His research should also have a considerable impact on the health of Canadians, as it leads to a better understanding of the mechanisms underlying infections, faster diagnosis, improvements in treatment of diseases, and a reduction in the number of organ rejections after transplants.
His publications are too numerous (and the titles too technical) to be mentioned here.
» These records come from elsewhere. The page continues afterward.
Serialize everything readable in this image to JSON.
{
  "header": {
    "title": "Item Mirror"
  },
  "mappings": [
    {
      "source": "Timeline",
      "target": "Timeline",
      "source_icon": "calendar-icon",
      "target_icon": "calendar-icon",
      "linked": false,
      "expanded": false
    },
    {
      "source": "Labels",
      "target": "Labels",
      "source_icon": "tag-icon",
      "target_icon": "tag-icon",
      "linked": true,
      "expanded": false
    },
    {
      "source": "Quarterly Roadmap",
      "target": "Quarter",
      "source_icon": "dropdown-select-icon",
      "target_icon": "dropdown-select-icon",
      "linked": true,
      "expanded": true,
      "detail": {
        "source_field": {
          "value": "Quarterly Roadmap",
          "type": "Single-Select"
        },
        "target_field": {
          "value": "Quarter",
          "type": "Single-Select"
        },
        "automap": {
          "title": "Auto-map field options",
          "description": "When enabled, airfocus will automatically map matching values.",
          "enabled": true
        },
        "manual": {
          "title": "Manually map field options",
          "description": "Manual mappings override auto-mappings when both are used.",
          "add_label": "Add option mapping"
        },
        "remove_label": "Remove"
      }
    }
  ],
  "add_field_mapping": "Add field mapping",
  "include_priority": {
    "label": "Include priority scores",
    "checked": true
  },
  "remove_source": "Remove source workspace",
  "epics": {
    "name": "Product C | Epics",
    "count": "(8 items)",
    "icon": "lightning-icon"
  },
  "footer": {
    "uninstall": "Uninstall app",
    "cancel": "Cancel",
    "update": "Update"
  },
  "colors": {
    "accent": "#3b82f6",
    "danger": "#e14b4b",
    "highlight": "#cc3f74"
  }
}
Equally impressive are the awards he has received including:
Ottawa Life Sciences Council Annual Achievement Awards, Basic Research Award, 2001 Recipient and the Agilent Technologies Foundation Health Award of the Tech Museum Awards, an international Awards program that honors innovators from around the world who are applying technology to benefit humanity
Expect talk of Cuba [there is, coincidentally an essay in the New York Times Magazine by Anthony DePalma which is adapted from his book “The Man Who Invented Fidel: Castro, Cuba and Herbert L. Matthews of The New York Times,” to be published later this month], of medicinal needs of developing countries and, possibly the fascinating story of 12-year-old Hannah Clark’s reversed heart transplant
Nor can we ignore the Revolt of the Generals against Donald Rumsfeld and the startling conclusions of the New York Times’ David Brooks, that “If you just looked at his résumé, you might think he was the best person to lead the Pentagon in time of war, but in reality he was the worst because his whole life had ‘misprepared’ him for what was to come. He was prepared to fight organizations. He was not prepared to fight enemies.”
You may also wish to do a little homework on national “ecological debt” in view of the New Economics Foundation (Nef) and the Open University report that this year, as of April 16, the UK is about to run out of its own natural resources and become dependent on supplies from abroad.